I stopped watching movies for a couple years after seeing Outbreak (1995) in the theatres. What did it was a scene of a character infected with an airborne Ebola-like disease coughing away in a movie theatre – the filmmakers zooming in on the germs as they spread among the audience. Even though Ebola is not airborne, that scene still freaked me out considerably and kept me from movie theatres for years. (However, I do still enjoy the J.T. Walsh scene where he insists that even infected Americans deserve due process.)

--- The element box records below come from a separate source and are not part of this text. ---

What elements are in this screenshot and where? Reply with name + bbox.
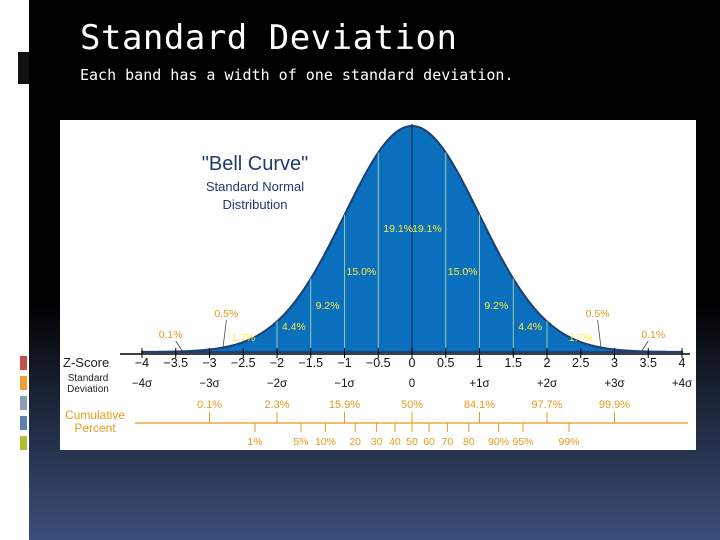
- cumulative-lower-label: 99%: [558, 436, 579, 448]
- cumulative-lower-label: 30: [371, 436, 383, 448]
- cumulative-upper-label: 84.1%: [464, 399, 495, 411]
- z-tick-label: 0: [409, 356, 416, 370]
- z-tick-label: 0.5: [437, 356, 454, 370]
- z-tick-label: −2: [270, 356, 284, 370]
- bell-curve-chart: 1.7% 4.4% 9.2% 15.0% 19.1%19.1% 15.0% 9.2% 4.4%…: [63, 124, 692, 448]
- std-dev-label: Standard: [68, 373, 109, 384]
- z-tick-label: 3: [611, 356, 618, 370]
- left-accent-strip: [0, 0, 29, 540]
- tail-leader: [597, 319, 602, 348]
- cumulative-label: Cumulative: [65, 408, 125, 422]
- z-tick-label: −3: [202, 356, 216, 370]
- tail-label: 0.1%: [159, 329, 183, 341]
- cumulative-lower-label: 20: [349, 436, 361, 448]
- std-dev-tick-label: −3σ: [199, 378, 219, 390]
- cumulative-upper-label: 15.9%: [329, 399, 360, 411]
- tail-leader: [222, 319, 227, 348]
- slide-title: Standard Deviation: [80, 18, 458, 58]
- accent-bar-blue: [20, 416, 27, 430]
- tail-leader: [175, 340, 183, 352]
- cumulative-lower-label: 80: [463, 436, 475, 448]
- cumulative-lower-label: 95%: [513, 436, 534, 448]
- z-tick-label: 2: [544, 356, 551, 370]
- tail-label: 0.5%: [586, 308, 610, 320]
- cumulative-lower-label: 10%: [315, 436, 336, 448]
- tail-label: 0.5%: [214, 308, 238, 320]
- std-dev-tick-label: +2σ: [537, 378, 557, 390]
- chart-subtitle: Distribution: [222, 197, 287, 212]
- z-tick-label: −4: [135, 356, 149, 370]
- tail-leader: [641, 340, 649, 352]
- z-tick-label: −0.5: [366, 356, 391, 370]
- cumulative-lower-label: 1%: [247, 436, 262, 448]
- std-dev-tick-label: +1σ: [469, 378, 489, 390]
- z-tick-label: −1: [337, 356, 351, 370]
- tail-label: 0.1%: [641, 329, 665, 341]
- accent-bar-red: [20, 356, 27, 370]
- z-score-label: Z-Score: [63, 355, 109, 370]
- std-dev-tick-label: −4σ: [132, 378, 152, 390]
- cumulative-lower-label: 50: [406, 436, 418, 448]
- std-dev-tick-label: +4σ: [672, 378, 692, 390]
- std-dev-tick-label: −1σ: [334, 378, 354, 390]
- std-dev-tick-label: +3σ: [604, 378, 624, 390]
- band-label: 4.4%: [518, 321, 542, 333]
- band-label: 9.2%: [484, 300, 508, 312]
- band-label: 15.0%: [346, 266, 376, 278]
- slide-subtitle: Each band has a width of one standard de…: [80, 66, 514, 84]
- std-dev-label: Deviation: [67, 384, 109, 395]
- std-dev-tick-label: −2σ: [267, 378, 287, 390]
- z-tick-label: 3.5: [640, 356, 657, 370]
- bell-curve-figure: 1.7% 4.4% 9.2% 15.0% 19.1% 19.1% 15.0% 9.2% 4.4%…: [60, 120, 696, 450]
- chart-title: "Bell Curve": [202, 153, 308, 175]
- z-tick-label: 2.5: [572, 356, 589, 370]
- z-tick-label: 4: [679, 356, 686, 370]
- std-dev-tick-label: 0: [409, 378, 415, 390]
- accent-bar-orange: [20, 376, 27, 390]
- band-label: 19.1%: [383, 223, 413, 235]
- cumulative-upper-label: 97.7%: [531, 399, 562, 411]
- accent-bar-green: [20, 436, 27, 450]
- cumulative-upper-label: 0.1%: [197, 399, 222, 411]
- cumulative-lower-label: 60: [423, 436, 435, 448]
- chart-subtitle: Standard Normal: [206, 179, 304, 194]
- band-label: 4.4%: [282, 321, 306, 333]
- band-label: 19.1%: [412, 223, 442, 235]
- cumulative-upper-label: 2.3%: [264, 399, 289, 411]
- accent-block: [18, 52, 29, 84]
- band-label: 9.2%: [316, 300, 340, 312]
- band-label: 15.0%: [448, 266, 478, 278]
- cumulative-upper-label: 50%: [401, 399, 423, 411]
- band-label: 1.7%: [231, 332, 255, 344]
- z-tick-label: 1: [476, 356, 483, 370]
- z-tick-label: 1.5: [505, 356, 522, 370]
- z-tick-label: −3.5: [163, 356, 188, 370]
- band-label: 1.7%: [569, 332, 593, 344]
- cumulative-lower-label: 5%: [293, 436, 308, 448]
- cumulative-lower-label: 40: [389, 436, 401, 448]
- cumulative-lower-label: 90%: [488, 436, 509, 448]
- z-tick-label: −2.5: [231, 356, 256, 370]
- z-tick-label: −1.5: [298, 356, 323, 370]
- cumulative-label: Percent: [74, 421, 116, 435]
- accent-bar-grey: [20, 396, 27, 410]
- cumulative-lower-label: 70: [442, 436, 454, 448]
- cumulative-upper-label: 99.9%: [599, 399, 630, 411]
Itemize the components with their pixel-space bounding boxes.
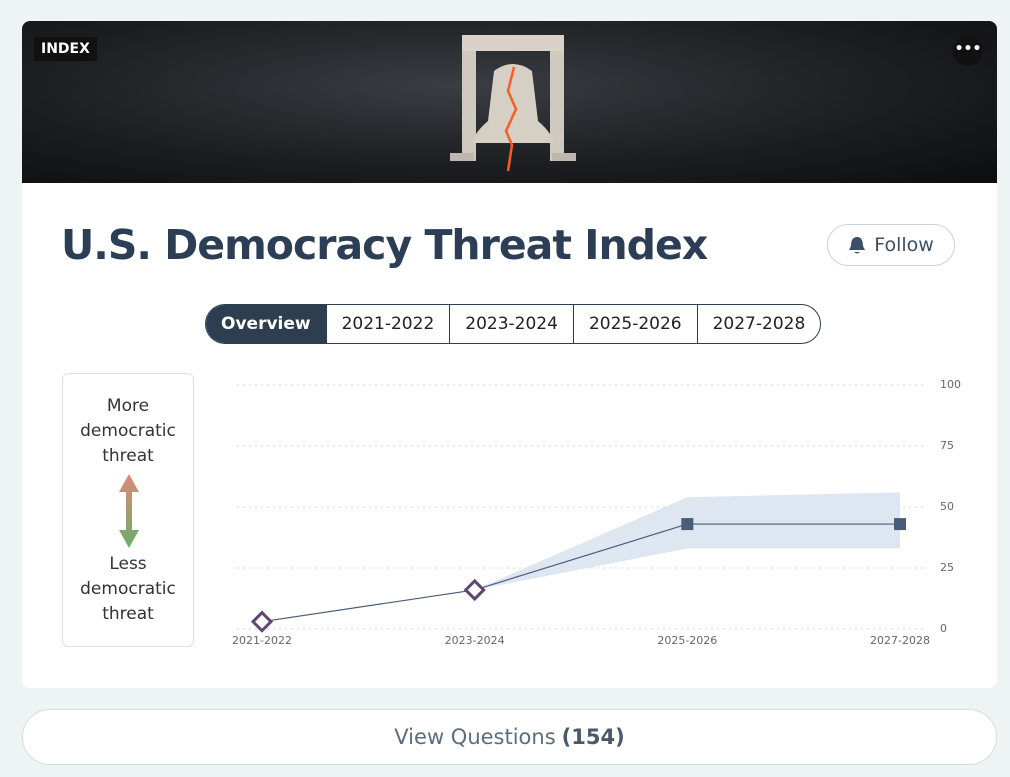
view-questions-button[interactable]: View Questions (154) bbox=[22, 709, 997, 765]
y-tick-label: 100 bbox=[940, 378, 961, 391]
x-tick-label: 2021-2022 bbox=[232, 634, 292, 647]
x-tick-label: 2025-2026 bbox=[657, 634, 717, 647]
tab[interactable]: 2027-2028 bbox=[696, 305, 821, 343]
tab-bar: Overview 2021-2022 2023-2024 2025-2026 2027-… bbox=[205, 304, 822, 344]
bell-icon bbox=[849, 237, 866, 254]
point-marker bbox=[463, 578, 486, 602]
tab[interactable]: 2023-2024 bbox=[449, 305, 573, 343]
x-tick-label: 2027-2028 bbox=[870, 634, 930, 647]
tab[interactable]: 2025-2026 bbox=[572, 305, 697, 343]
page-title: U.S. Democracy Threat Index bbox=[61, 221, 708, 269]
y-tick-label: 0 bbox=[940, 622, 947, 635]
y-tick-label: 50 bbox=[940, 500, 954, 513]
banner-image bbox=[450, 35, 576, 172]
follow-label: Follow bbox=[874, 234, 934, 256]
index-card: INDEX ••• U.S. Democracy Threat Index Fo… bbox=[22, 21, 997, 688]
x-tick-label: 2023-2024 bbox=[445, 634, 505, 647]
tab[interactable]: Overview bbox=[206, 305, 326, 343]
banner: INDEX ••• bbox=[22, 21, 997, 183]
y-tick-label: 25 bbox=[940, 561, 954, 574]
tab[interactable]: 2021-2022 bbox=[325, 305, 450, 343]
more-button[interactable]: ••• bbox=[953, 36, 983, 66]
chart: 0 25 50 75 100 2021-2022 2023-2024 2025-2026 202… bbox=[232, 378, 961, 647]
follow-button[interactable]: Follow bbox=[827, 224, 955, 266]
legend-bottom: Less democratic threat bbox=[80, 554, 176, 624]
badge: INDEX bbox=[34, 37, 97, 61]
point-marker bbox=[681, 518, 694, 531]
arrow-icon bbox=[119, 474, 139, 548]
legend-top: More democratic threat bbox=[80, 396, 176, 466]
view-questions-count: (154) bbox=[561, 725, 625, 749]
legend-box: More democratic threat Less democratic t… bbox=[62, 373, 194, 647]
uncertainty-band bbox=[474, 492, 900, 590]
point-marker bbox=[250, 610, 274, 633]
view-questions-label: View Questions bbox=[394, 725, 556, 749]
point-marker bbox=[894, 518, 906, 531]
series-line bbox=[261, 523, 900, 623]
y-tick-label: 75 bbox=[940, 439, 954, 452]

Ebola freaks us all out, as a horrific and highly infectious disease with an 80 percent mortality should. The current outbreak in Guinea, Liberia, and Sierra Leone has killed 887 people so far, and wide coverage has been given to stories about an infected woman breaking quarantine, an infected man collapsing at the Lagos Airport before flying to Minneapolis, and an uninfected woman collapsing in London after a flight from Africa. Donald Trump wormed his way into the news cycle by denouncing the decision to bring two infected Americans home for treatment here.
We learned yesterday that the treatment worked – Dr. Kent Brantly is now walking around and Nancy Writebol has seen “significant improvement.” The treatment is a serum called ZMapp, derived from injecting mice with Ebola protein coding and harvesting the resultant antibodies. ZMapp had shown success with monkeys, but it has not gone through the Food and Drug Administration’s laborious three-phase approval process and is therefore not approved for use on humans.
The FDA has put human trials on a different Ebola drug by rival pharmaceutical company Tekmira on hold, demanding more paperwork on how the drug works. (Their stock is down on the ZMapp news.) All told, under normal circumstances it takes a pharmaceutical company around twelve years to navigate the FDA process from application to market. The FDA’s goal is to avoid negative publicity about a dangerous drug killing Americans, so it tests and tests and tests.
Anyone who watched last fall’s Oscar-winning movie Dallas Buyers’ Club knows that a decade of scrupulous FDA testing while people die isn’t always popular. In that movie, AIDS patients in the 1980s unsuccessfully battle the FDA for the right to access drugs still trapped in the FDA approval process. The episode bruised the FDA and led them to adopt a “compassionate use” regulation, allowing patients to access life-saving but unapproved drugs after a laborious application process (albeit less laborious than the drug approval process). About 1,200 people a year take drugs under the regulation.
And yet that’s doesn’t seem to be what happened here. News accounts suggest that the National Institutes for Health (NIH), the Centers for Disease Control (CDC), and/or the manufacturer simply ignored the FDA. Dr. Sanjay Gupta at CNN marvels how fast it all happened:
Getting approval for compassionate use is often long and laborious, but in the case of Brantly and Writebol, they received the medication within seven to 10 days of their exposure to the Ebola virus.
The NIH explained the process of how the serum was given to the two Americans, without one mention of FDA approval:
Samaritan’s Purse contacted CDC officials in Liberia to discuss the status of various experimental treatments that they had identified via a search from the literature. CDC officials referred them to an NIH scientist who was on the ground in West Africa assisting with outbreak response efforts and broadly familiar with the various experimental treatment candidates.
The scientist was able to informally answer some questions and referred them to appropriate company contacts to pursue their interest in obtaining experimental product. She was not officially representing NIH and NIH did not have an official role in procuring, transporting, approving, or administering the experimental products administered to the two U.S. patients.
No one is willing to say that they just ignored the FDA, for obvious reasons. A pharmaceutical company that earns the ire of the FDA for even a trivial reason might as well close its doors. But if doctors who know the disease, perhaps with the silent approval of NIH and the CDC, acted to save lives by defying FDA rules, kudos to them. This case is probably too high-profile for the FDA to march in, confiscate the drugs, and arrest everyone involved (as they do on an almost weekly basis).
This case is exceptional. It should be less so.